This educational collaboration between Washington University's Tyson Research Center and the Missouri Botanical Garden's Shaw Nature Reserve is designed to engage St. Louis area high school students in scientifically-based exploration of the natural world. Linked programs of field training (SIFT) and field research (TERF) provide teenagers with experiences that realistically reflect research in environmental biology. Participating teens learn a variety of field investigation skills and then have the opportunity to put those new skills to work assisting career scientists with real research projects.

Thursday, June 21, 2012

Plant Sorting 101, The First SIFT Work Day

 Even though the second week of SIFT is still in progress, the SIFT work days have already begun! The eager Tyson Prairie team was excited to bring out a group of SIFTers last Monday and Tuesday for some plant sorting. The SIFTers job was to sort out the numerous plants from small samples of experimental prairies By sorting the plants into the different types, the researchers can see how much biodiversity there is in each of their 102 plots on Tyson.
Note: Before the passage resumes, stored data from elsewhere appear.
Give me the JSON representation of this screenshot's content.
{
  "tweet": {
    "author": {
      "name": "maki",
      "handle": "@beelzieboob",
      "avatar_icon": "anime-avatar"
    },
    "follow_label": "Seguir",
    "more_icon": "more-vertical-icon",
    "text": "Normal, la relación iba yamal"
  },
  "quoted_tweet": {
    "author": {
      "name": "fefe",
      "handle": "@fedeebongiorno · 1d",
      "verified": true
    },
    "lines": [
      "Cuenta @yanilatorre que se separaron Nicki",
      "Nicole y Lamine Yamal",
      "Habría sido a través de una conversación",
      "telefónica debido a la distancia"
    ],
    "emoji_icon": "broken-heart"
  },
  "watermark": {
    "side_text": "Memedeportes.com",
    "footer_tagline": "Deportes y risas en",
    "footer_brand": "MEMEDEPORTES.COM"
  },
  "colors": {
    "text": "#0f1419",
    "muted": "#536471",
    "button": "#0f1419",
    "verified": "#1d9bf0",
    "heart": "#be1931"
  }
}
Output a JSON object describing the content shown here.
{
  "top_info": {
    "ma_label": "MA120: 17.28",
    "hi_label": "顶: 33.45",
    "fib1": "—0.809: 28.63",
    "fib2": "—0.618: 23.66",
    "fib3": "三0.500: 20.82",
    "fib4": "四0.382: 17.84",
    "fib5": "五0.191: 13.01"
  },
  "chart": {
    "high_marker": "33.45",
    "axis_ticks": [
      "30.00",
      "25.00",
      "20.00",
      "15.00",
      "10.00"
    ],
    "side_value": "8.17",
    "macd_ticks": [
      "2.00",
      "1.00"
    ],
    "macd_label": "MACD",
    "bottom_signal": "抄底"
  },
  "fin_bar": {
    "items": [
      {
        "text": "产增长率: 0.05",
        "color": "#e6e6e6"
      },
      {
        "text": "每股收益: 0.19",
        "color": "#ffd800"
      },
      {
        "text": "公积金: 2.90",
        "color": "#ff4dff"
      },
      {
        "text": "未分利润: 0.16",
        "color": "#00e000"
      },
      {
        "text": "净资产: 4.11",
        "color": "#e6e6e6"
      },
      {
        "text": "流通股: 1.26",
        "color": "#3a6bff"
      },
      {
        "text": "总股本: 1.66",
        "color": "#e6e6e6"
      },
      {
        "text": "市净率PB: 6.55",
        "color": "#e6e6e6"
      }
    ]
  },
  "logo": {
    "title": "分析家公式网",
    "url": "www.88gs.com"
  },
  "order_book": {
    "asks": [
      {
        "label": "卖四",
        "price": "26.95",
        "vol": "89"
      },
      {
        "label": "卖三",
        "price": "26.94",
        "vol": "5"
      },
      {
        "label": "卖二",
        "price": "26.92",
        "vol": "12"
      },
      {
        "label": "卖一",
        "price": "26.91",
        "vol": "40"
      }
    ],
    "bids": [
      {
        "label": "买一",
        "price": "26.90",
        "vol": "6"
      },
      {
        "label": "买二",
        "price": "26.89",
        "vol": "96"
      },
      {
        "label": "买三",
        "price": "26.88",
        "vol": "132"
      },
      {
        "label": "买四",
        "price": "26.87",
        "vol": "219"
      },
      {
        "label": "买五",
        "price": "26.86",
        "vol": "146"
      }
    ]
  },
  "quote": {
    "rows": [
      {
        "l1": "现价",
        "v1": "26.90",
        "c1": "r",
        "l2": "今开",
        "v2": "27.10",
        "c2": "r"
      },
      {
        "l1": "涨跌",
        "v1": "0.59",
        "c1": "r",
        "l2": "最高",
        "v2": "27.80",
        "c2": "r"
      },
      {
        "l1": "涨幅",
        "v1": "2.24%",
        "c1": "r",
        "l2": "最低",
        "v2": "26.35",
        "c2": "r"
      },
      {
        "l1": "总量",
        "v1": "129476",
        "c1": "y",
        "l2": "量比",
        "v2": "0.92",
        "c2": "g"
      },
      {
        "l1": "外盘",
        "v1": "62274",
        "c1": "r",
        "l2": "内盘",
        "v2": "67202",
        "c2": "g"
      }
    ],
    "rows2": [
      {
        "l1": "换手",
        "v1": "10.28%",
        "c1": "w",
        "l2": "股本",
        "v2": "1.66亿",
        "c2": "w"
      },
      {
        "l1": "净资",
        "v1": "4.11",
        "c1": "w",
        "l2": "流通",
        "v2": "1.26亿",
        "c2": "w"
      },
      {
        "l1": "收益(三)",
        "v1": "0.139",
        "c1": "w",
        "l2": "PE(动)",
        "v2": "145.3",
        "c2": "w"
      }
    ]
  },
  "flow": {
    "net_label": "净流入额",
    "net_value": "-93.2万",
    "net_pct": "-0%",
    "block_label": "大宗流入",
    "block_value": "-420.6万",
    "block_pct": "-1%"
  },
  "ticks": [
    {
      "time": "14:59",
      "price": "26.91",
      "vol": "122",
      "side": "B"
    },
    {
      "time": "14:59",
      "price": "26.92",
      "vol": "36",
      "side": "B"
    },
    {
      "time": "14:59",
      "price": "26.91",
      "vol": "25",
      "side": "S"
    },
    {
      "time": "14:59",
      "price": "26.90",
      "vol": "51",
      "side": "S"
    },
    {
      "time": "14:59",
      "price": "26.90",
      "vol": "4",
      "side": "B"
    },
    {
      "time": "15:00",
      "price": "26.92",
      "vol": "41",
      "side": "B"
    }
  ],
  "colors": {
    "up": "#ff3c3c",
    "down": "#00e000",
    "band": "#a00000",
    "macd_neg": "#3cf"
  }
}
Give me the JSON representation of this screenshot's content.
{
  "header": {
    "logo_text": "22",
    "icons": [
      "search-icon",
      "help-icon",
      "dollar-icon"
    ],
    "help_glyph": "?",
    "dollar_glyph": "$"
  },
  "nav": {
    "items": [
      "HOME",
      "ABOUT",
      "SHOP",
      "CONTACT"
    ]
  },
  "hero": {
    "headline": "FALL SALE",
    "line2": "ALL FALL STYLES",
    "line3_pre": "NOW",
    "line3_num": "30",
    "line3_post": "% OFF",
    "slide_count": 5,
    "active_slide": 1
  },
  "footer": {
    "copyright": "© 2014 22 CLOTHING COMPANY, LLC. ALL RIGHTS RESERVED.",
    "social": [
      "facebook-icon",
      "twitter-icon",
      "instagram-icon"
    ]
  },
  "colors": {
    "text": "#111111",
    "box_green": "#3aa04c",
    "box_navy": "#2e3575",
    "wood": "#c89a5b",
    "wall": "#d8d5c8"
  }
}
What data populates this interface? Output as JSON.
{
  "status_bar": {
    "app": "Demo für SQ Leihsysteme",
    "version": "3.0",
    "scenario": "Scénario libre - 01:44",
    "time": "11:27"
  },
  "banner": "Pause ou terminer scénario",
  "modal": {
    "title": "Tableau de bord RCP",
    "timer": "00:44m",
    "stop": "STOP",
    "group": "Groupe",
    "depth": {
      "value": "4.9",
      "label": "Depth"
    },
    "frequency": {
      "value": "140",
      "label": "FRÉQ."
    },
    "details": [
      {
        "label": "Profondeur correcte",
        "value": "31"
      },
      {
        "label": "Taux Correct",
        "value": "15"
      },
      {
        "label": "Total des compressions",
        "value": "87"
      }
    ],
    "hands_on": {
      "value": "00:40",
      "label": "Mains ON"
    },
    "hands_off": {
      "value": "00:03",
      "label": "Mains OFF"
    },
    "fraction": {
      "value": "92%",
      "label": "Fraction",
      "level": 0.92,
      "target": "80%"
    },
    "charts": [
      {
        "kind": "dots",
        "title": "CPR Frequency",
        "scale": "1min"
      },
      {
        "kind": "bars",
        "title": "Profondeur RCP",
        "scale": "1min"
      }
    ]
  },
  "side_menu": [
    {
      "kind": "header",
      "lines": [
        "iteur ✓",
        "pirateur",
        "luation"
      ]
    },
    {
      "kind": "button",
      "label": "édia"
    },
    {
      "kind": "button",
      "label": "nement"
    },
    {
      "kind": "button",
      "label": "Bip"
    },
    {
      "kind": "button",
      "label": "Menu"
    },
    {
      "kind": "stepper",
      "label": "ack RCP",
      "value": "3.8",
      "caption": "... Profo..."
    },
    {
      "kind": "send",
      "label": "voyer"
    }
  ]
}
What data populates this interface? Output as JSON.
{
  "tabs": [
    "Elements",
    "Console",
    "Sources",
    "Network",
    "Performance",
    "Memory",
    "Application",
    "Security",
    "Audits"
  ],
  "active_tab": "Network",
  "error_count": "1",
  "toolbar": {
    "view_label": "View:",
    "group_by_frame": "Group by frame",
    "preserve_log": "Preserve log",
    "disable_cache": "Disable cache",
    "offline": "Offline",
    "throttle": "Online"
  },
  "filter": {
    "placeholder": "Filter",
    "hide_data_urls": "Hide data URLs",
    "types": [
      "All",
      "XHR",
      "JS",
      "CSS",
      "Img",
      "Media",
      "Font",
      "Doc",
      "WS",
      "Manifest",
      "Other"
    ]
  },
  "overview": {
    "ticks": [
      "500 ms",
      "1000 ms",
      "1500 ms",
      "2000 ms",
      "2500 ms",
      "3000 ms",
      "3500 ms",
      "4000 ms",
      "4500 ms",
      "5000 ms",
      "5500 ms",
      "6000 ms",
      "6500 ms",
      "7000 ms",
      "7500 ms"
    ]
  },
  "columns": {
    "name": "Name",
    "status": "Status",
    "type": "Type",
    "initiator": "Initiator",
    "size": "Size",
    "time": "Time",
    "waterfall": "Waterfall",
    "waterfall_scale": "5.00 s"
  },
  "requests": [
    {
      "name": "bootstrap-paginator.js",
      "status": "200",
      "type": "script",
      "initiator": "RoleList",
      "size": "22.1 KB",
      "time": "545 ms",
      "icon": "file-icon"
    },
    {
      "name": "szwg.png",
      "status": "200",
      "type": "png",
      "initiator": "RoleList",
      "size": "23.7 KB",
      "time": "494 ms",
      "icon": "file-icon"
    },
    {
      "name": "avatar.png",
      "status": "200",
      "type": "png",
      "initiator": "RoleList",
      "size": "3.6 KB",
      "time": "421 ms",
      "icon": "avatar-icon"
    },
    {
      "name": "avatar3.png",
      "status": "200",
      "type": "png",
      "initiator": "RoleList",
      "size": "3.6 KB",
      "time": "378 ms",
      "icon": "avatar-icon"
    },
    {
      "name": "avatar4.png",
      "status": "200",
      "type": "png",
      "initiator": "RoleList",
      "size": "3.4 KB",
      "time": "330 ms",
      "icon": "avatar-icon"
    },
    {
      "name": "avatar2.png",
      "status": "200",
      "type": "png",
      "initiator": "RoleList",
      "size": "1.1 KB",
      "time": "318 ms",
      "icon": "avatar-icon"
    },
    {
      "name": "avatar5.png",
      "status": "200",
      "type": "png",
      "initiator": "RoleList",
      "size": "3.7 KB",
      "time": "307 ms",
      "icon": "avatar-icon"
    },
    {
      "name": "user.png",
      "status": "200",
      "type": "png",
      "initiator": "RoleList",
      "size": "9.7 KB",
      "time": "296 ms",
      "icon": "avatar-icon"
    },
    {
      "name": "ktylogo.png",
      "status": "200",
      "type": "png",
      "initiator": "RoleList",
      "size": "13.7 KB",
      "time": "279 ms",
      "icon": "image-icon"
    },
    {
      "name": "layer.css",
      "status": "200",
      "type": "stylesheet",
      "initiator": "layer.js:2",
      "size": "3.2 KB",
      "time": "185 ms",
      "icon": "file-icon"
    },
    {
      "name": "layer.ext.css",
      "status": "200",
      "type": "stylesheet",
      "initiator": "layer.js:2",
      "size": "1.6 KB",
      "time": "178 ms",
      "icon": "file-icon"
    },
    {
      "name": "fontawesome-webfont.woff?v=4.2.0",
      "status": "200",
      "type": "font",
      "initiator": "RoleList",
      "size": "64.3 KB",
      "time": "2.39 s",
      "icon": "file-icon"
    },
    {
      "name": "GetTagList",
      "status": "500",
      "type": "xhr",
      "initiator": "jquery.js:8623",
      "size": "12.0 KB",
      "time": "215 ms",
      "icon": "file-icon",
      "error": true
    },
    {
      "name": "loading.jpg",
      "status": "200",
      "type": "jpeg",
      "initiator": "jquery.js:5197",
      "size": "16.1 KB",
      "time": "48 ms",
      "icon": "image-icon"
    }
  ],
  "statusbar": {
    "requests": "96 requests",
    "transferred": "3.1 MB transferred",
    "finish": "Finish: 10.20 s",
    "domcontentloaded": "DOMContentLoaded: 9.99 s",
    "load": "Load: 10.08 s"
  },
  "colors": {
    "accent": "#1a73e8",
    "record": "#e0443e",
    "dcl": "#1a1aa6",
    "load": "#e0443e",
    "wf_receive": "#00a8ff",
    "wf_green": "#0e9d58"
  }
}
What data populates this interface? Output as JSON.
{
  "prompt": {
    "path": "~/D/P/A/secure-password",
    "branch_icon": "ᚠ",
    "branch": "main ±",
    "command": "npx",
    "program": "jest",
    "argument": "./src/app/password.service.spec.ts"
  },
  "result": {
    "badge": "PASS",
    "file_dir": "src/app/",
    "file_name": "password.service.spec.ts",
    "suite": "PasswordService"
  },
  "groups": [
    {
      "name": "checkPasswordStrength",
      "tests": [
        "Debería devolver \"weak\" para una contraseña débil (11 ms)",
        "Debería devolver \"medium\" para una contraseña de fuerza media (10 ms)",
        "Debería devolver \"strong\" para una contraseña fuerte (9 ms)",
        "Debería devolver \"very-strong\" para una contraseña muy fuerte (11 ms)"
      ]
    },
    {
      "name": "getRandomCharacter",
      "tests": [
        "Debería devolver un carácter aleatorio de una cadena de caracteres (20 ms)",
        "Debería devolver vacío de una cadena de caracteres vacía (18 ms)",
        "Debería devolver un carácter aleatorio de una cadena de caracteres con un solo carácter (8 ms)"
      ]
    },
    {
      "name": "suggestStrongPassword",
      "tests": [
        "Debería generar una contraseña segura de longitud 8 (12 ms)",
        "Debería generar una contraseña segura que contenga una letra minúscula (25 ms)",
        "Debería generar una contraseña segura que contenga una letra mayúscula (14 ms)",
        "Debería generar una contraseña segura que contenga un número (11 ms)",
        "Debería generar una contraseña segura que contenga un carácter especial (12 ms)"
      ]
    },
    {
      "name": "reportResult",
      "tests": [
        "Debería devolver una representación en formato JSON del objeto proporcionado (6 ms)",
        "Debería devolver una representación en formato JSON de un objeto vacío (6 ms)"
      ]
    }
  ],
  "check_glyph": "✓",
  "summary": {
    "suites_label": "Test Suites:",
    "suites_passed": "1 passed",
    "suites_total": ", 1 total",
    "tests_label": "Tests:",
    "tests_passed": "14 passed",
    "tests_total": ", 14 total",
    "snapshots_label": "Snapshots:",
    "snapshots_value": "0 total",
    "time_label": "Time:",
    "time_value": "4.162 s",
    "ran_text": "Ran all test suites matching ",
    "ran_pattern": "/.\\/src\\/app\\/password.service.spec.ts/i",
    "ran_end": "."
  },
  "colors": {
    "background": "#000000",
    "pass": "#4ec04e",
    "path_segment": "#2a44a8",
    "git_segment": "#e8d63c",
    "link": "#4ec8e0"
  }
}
The work day began with a short presentation by researcher Tiffany Knight about the large scale prairie project. SIFTers were then taken to the prairie to see just how large the project really is. Once the short trip was finished, everyone headed back to the Living Learning Center to start the sorting.

TERFer Tom Collins talks to the SIFTers about the work he does with the Prairie Team.

The first task was to weigh the bag before the plants were sorted.

Johannes Shrader and  Suraj Puvvada get ready to weigh their samples.

Adam Vorel and Maddie Herries working together to weight out the plot samples.

Next, the SIFTers had to sort the plants into different groups: grasses, forbs, Lespedeza, litter, and more.

 George Garner and Liyang Gu sort through prairie plants in the LLC classroom

Once all the plants were sorted, they were re-bagged according to their species. Each bag would be dried and reweighed for the total bio mass later on.

Becky Chen after a long day of plant sorting.